For some inexplicable reason I can’t get Muskrat Love out of my head.
I know that I have had a fairly obvious “type” for quite some time, but lately a few friends, for no practical reason, have sent me photos and videos of people they randomly find online and are all “Hey, I thought you’d think this guy was hot.”
It’s a bit freakish but I guess in the long run it’s a good thing that a ‘type’ has been established (although they don’t seem to be able to set me up with any of these people in real life.)
The latest example had Alberto sending me a link to a video on barnesandnoble.com and whadiyaknow: he’s got glasses, a receding hairline, and a sweater vest.
Someone please check my card, I think we have a bingo..
Apparently now he’s also an author and a book cover designer or some shit like that. I have limited information on him as I have yet to watch the video with the sound turned on.
Wow, the last few posts have made me out to be a totally desperate, nerd obsessed, pervert, photoshopping stalker2.
Hmmm.

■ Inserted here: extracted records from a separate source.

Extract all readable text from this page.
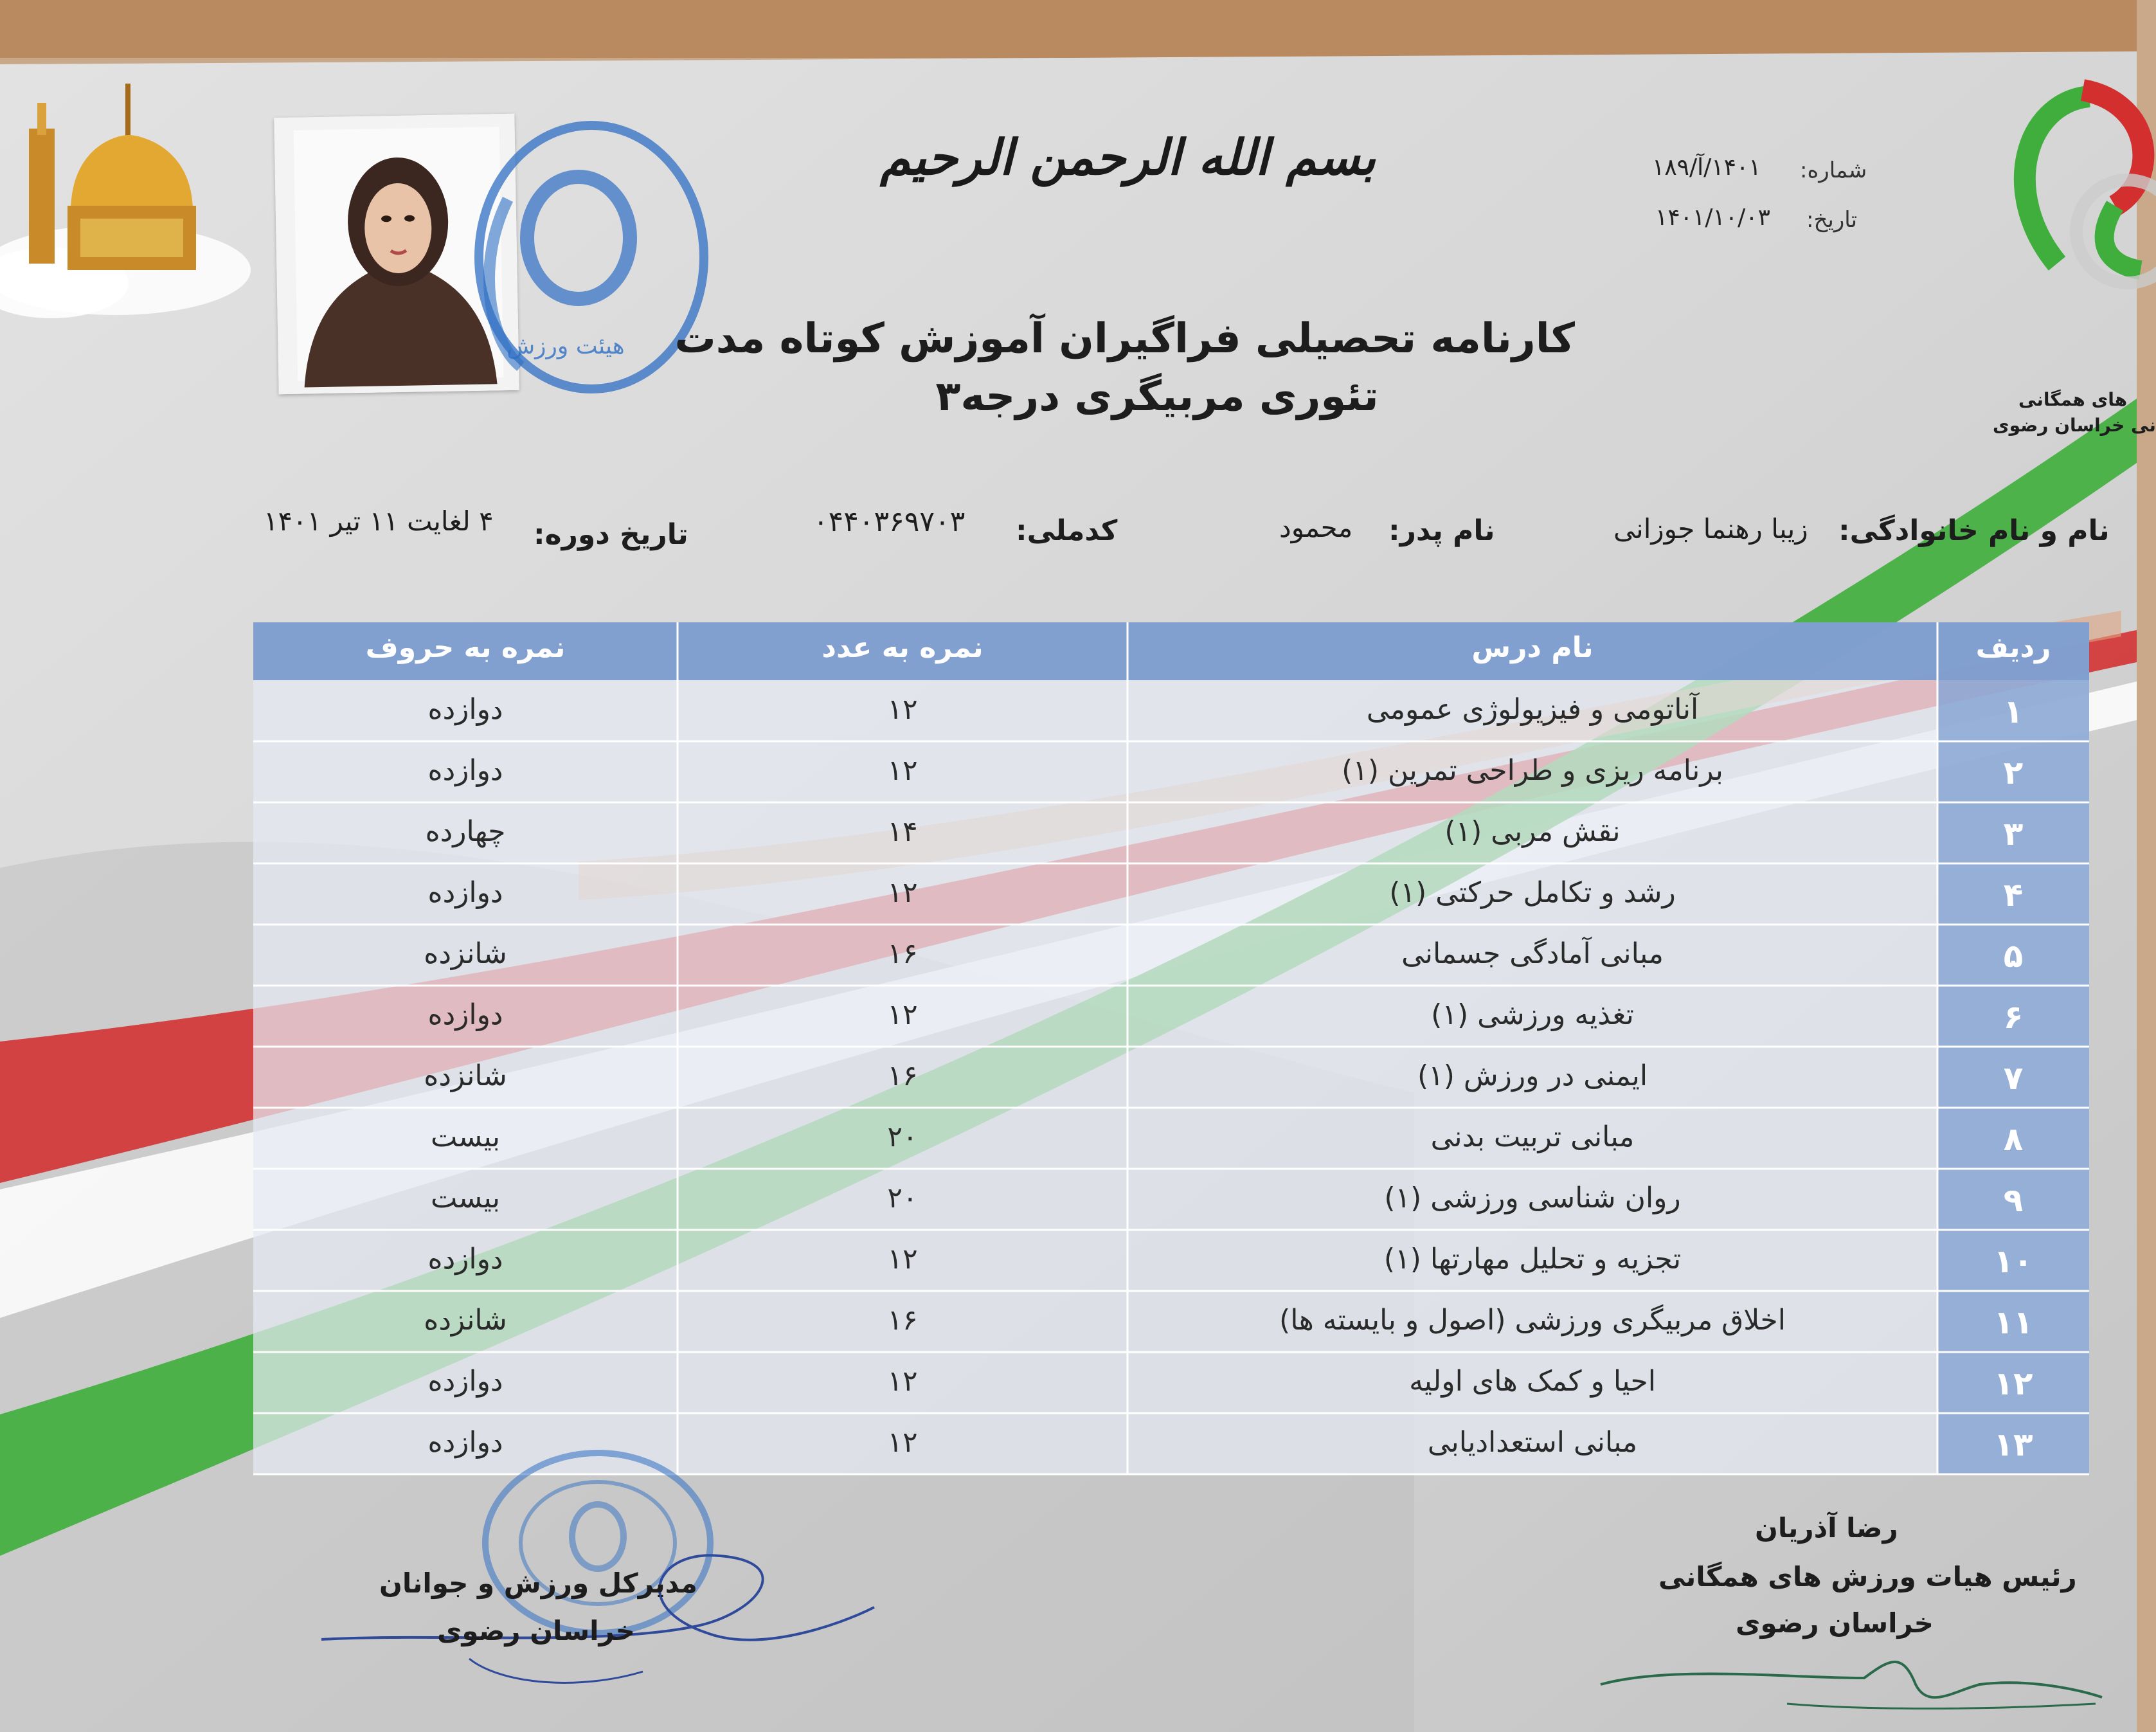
هیئت ورزش
های همگانی
نی خراسان رضوی
بسم الله الرحمن الرحیم	شماره:
۱۴۰۱/آ/۱۸۹
تاریخ:
۱۴۰۱/۱۰/۰۳
کارنامه تحصیلی فراگیران آموزش کوتاه مدت
تئوری مربیگری درجه۳
نام و نام خانوادگی:
زیبا رهنما جوزانی
نام پدر:
محمود
کدملی:
۰۴۴۰۳۶۹۷۰۳
تاریخ دوره:
۴ لغایت ۱۱ تیر ۱۴۰۱
نمره به حروف	نمره به عدد	نام درس	ردیف
دوازده	۱۲	آناتومی و فیزیولوژی عمومی	۱
دوازده	۱۲	برنامه ریزی و طراحی تمرین (۱)	۲
چهارده	۱۴	نقش مربی (۱)	۳
دوازده	۱۲	رشد و تکامل حرکتی (۱)	۴
شانزده	۱۶	مبانی آمادگی جسمانی	۵
دوازده	۱۲	تغذیه ورزشی (۱)	۶
شانزده	۱۶	ایمنی در ورزش (۱)	۷
بیست	۲۰	مبانی تربیت بدنی	۸
بیست	۲۰	روان شناسی ورزشی (۱)	۹
دوازده	۱۲	تجزیه و تحلیل مهارتها (۱)	۱۰
شانزده	۱۶	اخلاق مربیگری ورزشی (اصول و بایسته ها)	۱۱
دوازده	۱۲	احیا و کمک های اولیه	۱۲
دوازده	۱۲	مبانی استعدادیابی	۱۳
مدیرکل ورزش و جوانان
خراسان رضوی
رضا آذریان
رئیس هیات ورزش های همگانی
خراسان رضوی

Let’s just keep this between us, eh?
I promise my next post will be on how bored I am with the whole Clinton/Obama thing (does Hillary’s delusional sense of entitlement irritate anyone else?) or California’s recent Gay Marriage Ban reversal:
hypocritical zealots: 0
pole-smoking nancy-boys and truck-driving rug munchers:1)
What’s more deranged… that this guy was stalking Uma Thurman’s (“What did you call it?”) boney ass or that I find him totally
fuckable attractive? What can I do… he’s got it all — the glasses, the receding hairline, the nerdy little backpack.
If I were to send him my underwear in prison or something, would that make me a Stalker2?
… an oldie but goodie.
and in other news… happy birthday mom!